Ein Podiumsgespräch zu „Menschen in ihren Lebenswelten – Wechselwirkungen und Veränderungen“ rundete die 63. DHS Fachkonferenz SUCHT ab. Melany Richter (MAGS NRW) moderierte gekonnt zu den Fragestellungen: „Wie sehen Sie den Status quo zu Lebenswelt und Gesundheit?“, „Wie können Lebenswelten positiv gestaltet werden?“ und „Wie kann der Mensch einen Einfluss auf Lebenswelten haben?“ In der Runde sprachen dazu Dr. Jakob Manthey vom Zentrum für interdisziplinäre Suchtforschung (ZIS) der Universität Hamburg, Silke Mohr (Anonyme Alkoholiker) und Pascal Kaps (Einrichtungsleiter des „Haus Raboisen“).

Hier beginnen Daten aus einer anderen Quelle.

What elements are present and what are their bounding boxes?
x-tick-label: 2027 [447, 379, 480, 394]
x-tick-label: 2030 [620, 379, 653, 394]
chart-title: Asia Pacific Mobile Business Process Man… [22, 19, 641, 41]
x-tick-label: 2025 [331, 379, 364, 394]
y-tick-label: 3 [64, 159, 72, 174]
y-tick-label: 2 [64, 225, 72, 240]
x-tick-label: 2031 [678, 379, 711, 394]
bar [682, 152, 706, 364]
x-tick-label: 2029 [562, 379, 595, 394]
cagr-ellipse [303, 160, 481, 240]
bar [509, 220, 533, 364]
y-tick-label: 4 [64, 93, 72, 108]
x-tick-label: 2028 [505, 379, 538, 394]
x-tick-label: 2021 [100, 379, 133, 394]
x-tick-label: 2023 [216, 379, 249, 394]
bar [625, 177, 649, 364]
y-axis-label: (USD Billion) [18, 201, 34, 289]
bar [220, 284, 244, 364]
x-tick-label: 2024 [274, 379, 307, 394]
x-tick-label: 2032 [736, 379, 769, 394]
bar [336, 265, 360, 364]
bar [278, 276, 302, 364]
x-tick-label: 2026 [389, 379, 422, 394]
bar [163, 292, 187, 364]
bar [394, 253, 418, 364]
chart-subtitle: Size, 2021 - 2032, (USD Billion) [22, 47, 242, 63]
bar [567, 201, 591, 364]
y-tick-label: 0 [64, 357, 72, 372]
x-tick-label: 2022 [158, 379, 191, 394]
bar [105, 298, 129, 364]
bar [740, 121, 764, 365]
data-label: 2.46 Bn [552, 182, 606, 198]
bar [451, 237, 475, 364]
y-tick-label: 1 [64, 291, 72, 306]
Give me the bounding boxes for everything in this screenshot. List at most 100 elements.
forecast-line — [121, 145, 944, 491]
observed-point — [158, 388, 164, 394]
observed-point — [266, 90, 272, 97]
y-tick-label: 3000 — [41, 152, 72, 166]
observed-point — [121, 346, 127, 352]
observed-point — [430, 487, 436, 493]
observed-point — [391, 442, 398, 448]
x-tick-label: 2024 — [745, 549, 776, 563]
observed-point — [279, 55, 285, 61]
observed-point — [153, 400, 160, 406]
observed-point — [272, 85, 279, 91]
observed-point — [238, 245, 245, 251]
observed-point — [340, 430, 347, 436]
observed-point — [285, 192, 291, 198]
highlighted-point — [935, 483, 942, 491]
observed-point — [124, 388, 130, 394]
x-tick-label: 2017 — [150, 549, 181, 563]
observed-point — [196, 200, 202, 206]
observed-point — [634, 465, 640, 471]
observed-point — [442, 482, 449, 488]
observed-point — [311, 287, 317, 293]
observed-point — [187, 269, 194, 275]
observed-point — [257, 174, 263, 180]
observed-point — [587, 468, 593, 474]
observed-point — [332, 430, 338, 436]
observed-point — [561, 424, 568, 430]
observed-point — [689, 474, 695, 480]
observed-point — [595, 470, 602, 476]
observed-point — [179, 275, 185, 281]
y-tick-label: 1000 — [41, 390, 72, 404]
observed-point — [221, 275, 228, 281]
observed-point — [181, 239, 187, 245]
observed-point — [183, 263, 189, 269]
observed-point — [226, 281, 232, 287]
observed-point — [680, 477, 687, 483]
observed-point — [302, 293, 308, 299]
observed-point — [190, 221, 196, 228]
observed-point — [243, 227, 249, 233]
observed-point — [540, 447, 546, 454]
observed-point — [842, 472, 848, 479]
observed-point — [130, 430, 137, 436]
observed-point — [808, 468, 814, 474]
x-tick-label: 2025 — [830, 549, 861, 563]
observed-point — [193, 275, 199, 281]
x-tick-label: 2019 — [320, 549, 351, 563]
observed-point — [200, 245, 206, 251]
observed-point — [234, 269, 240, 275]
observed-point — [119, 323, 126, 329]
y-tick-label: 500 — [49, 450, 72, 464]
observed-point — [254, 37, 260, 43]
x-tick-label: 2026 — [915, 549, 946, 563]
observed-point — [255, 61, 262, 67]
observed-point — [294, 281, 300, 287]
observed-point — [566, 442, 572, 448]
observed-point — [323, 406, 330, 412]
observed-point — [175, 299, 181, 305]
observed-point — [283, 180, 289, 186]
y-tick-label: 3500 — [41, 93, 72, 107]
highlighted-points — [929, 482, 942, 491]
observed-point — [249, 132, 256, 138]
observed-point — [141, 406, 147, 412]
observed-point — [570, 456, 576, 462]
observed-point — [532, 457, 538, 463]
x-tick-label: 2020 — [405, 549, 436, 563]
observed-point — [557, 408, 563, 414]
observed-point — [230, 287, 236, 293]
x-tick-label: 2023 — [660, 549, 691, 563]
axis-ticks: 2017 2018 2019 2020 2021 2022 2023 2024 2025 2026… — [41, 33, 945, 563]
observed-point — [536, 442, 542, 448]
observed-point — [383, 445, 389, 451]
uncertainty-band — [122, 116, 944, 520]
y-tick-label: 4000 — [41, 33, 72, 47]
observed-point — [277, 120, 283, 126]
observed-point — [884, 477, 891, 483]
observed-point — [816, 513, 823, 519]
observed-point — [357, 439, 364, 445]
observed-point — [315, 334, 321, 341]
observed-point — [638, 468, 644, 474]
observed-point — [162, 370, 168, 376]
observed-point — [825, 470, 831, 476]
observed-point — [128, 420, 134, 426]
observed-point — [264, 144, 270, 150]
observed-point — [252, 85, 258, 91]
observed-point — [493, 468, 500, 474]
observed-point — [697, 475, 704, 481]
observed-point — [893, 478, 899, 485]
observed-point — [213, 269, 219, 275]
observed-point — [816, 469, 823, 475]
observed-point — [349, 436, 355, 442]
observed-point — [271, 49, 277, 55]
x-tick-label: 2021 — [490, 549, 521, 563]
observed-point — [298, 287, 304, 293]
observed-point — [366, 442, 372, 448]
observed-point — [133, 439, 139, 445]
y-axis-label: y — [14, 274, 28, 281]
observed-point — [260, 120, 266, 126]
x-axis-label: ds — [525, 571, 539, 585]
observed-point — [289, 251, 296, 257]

Silke Mohr von den AA brachte die persönliche Betroffenensicht ein und benannte individuelle Einstellungen und Haltungen, die Lebenswelten mit beeinflussen. Dabei ging sie auch auf die Bedeutung von persönlicher Entwicklung ein, die es Menschen mit Suchterkrankungen ermöglicht, sich vom Suchtmittel zu lösen. Pascal Kaps betonte die Notwendigkeit, im Hilfesystem passgerechte Angebote für betroffene Menschen zu machen. Beispielsweise dürften für Betroffene, die langjährig suchtkrank sind und die wenig Ressourcen haben, die Hürden für eine Aufnahme in eine Einrichtung nicht zu hoch sein: „Wenn die Lösung schlimmer ist als das Problem, dann läuft was schief“, brachte er seine Sichtweise auf den Punkt. 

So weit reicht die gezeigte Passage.